One thing I've never been able to get straight is Vals. There seems like so many varieties and so many different names...

I really enjoy the look of the tightly spiraled Vals, but I've never been able to get a straight species name and stats for them. So, does anyone know any tightly spiraled Vals that grow to about 12"-15" and are suitable for a 10 gallon aquarium? Vallisneria americana 'Mini twister' is the only one I seem to be able to find, and it doesn't seem to be common.


----------



## Bert H (Mar 2, 2004)

I have heard that some of the more tightly twisted spiralis types tend to be shorter than the straighter ones which can grow 2-3 feet long. But I can't give you any personal experience there.


----------



## jbot (Feb 3, 2006)

bump for Gekko


----------



## Firey Snow Meadow (Mar 29, 2006)

If you want some straight vals drop me a pm. I can send you 15 trimed plants to give you a nice clump.


----------



## GekkoGeck0 (Nov 3, 2005)

Thanks for the offer, but I'm specifically looking for tightly spiraled Vals that stay short enough to be placed in a 10 gallon.

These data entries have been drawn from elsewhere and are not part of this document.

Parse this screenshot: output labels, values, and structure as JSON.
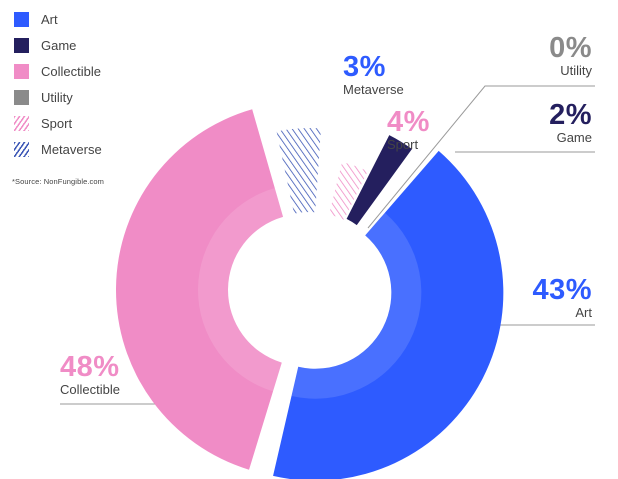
{
  "chart_data": {
    "type": "pie",
    "style": "donut",
    "source_note": "*Source:  NonFungible.com",
    "slices": [
      {
        "name": "Art",
        "value": 43,
        "label": "43%",
        "color": "#2E5BFF",
        "fill": "solid"
      },
      {
        "name": "Game",
        "value": 2,
        "label": "2%",
        "color": "#241F5E",
        "fill": "solid"
      },
      {
        "name": "Collectible",
        "value": 48,
        "label": "48%",
        "color": "#F08CC6",
        "fill": "solid"
      },
      {
        "name": "Utility",
        "value": 0,
        "label": "0%",
        "color": "#8A8A8A",
        "fill": "solid"
      },
      {
        "name": "Sport",
        "value": 4,
        "label": "4%",
        "color": "#F08CC6",
        "fill": "hatched"
      },
      {
        "name": "Metaverse",
        "value": 3,
        "label": "3%",
        "color": "#2E5BFF",
        "fill": "hatched"
      }
    ],
    "legend_placement": "top-left",
    "legend": [
      {
        "name": "Art",
        "color": "#2E5BFF",
        "fill": "solid"
      },
      {
        "name": "Game",
        "color": "#241F5E",
        "fill": "solid"
      },
      {
        "name": "Collectible",
        "color": "#F08CC6",
        "fill": "solid"
      },
      {
        "name": "Utility",
        "color": "#8A8A8A",
        "fill": "solid"
      },
      {
        "name": "Sport",
        "color": "#F08CC6",
        "fill": "hatched"
      },
      {
        "name": "Metaverse",
        "color": "#3A55B5",
        "fill": "hatched"
      }
    ]
  }
}
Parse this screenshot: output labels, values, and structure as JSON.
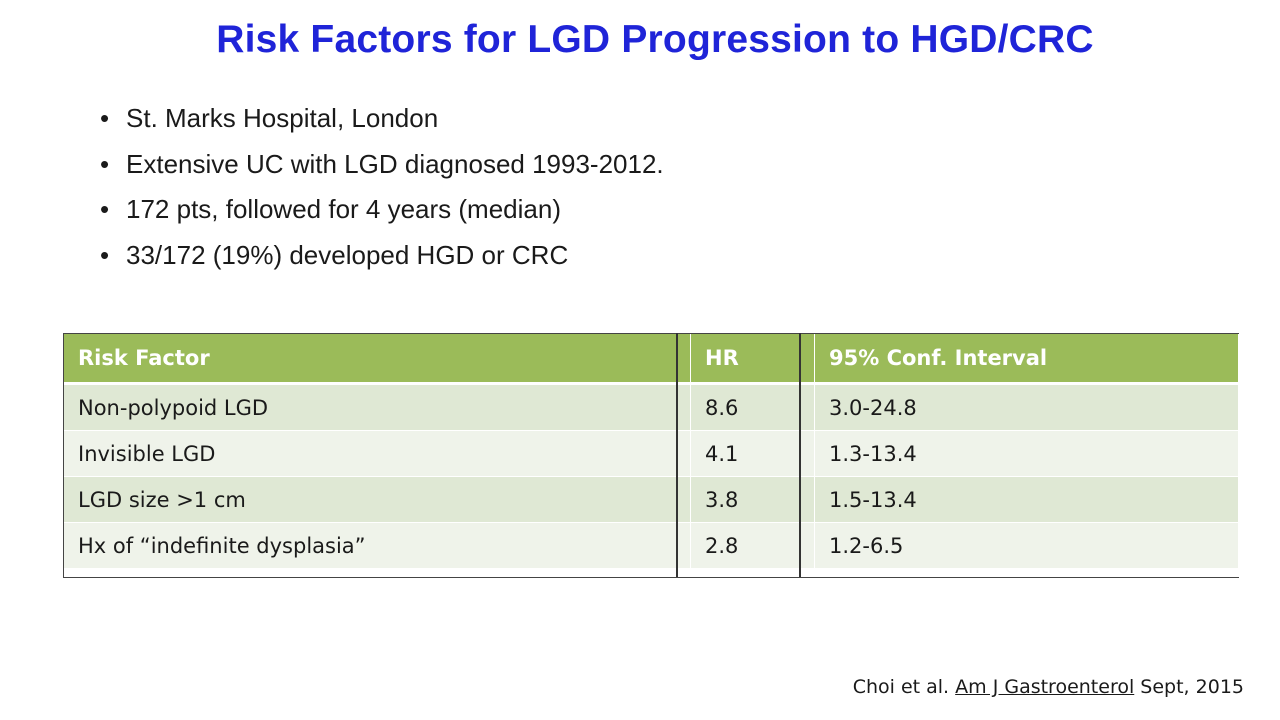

Again, the only species name I've come up with is Vallisneria americana 'Mini twister' and I'll probably never get a hold of it, being a Tropica plant and my LFS just keeps ordering in standard junk.

I've seen Vallisneria torta, spiralis, etc... I just don't know which is which, because when I try to look up information on any of the Vals, the Latin names keep changing, same with the growing specifications of the plants.


----------



## TetraFreak (Mar 15, 2006)

Just see if you can find "Corkscrew Val" which is the tight spirals.

These tend to stay a bit shorter and you can always trim it down a bit if it starts to get too tall.


----------



## Aquaspot (Jan 19, 2006)

Vallisneria biwaensis is tightly spirallized. It is also commonly known as the twisted Vallisneria. The leaves are also not as big as the more common giant species. Believe this should be close to what you are looking for?


----------



## GekkoGeck0 (Nov 3, 2005)

Aquaspot said:


> Vallisneria biwaensis is tightly spirallized. It is also commonly known as the twisted Vallisneria. The leaves are also not as big as the more common giant species. Believe this should be close to what you are looking for?


Are you referring to Vallisneria americana var. Biwaensis? Tropica lists it as growing 20-80 cm, far too tall for a 10 gallon tank.

Aside from height, that is basically what I am looking for, the tighter the spirals, the better.


----------



## fredyk (Jun 21, 2004)

I can send you some spiral vals for a ten gallon tank. Height about 8 inches. Not very popular plant, but very prolific. cannot tell you the latin name for it. 

Send PM

Mark


----------



## GekkoGeck0 (Nov 3, 2005)

fredyk said:


> I can send you some spiral vals for a ten gallon tank. Height about 8 inches. Not very popular plant, but very prolific. cannot tell you the latin name for it.


I appreciate the offer for the vals, but you're in the States, I'm in Canada.


----------



## Bert H (Mar 2, 2004)

One thing you might consider is trying Blyxa aubertii. It doesn't spiral, but it's a nice grass type plant. Though it doesn't grow or spread like vals do, it won't get much taller than your 10 gal tank either.


----------



## GekkoGeck0 (Nov 3, 2005)

Thanks for the replies and offers everyone. I was just trying to get the different species sorted out in my head.

I'll probably end up waiting until my LFS gets in that particular Val species from Tropica that will stay short, since I'm not really interested in non-spiralling Vals.


----------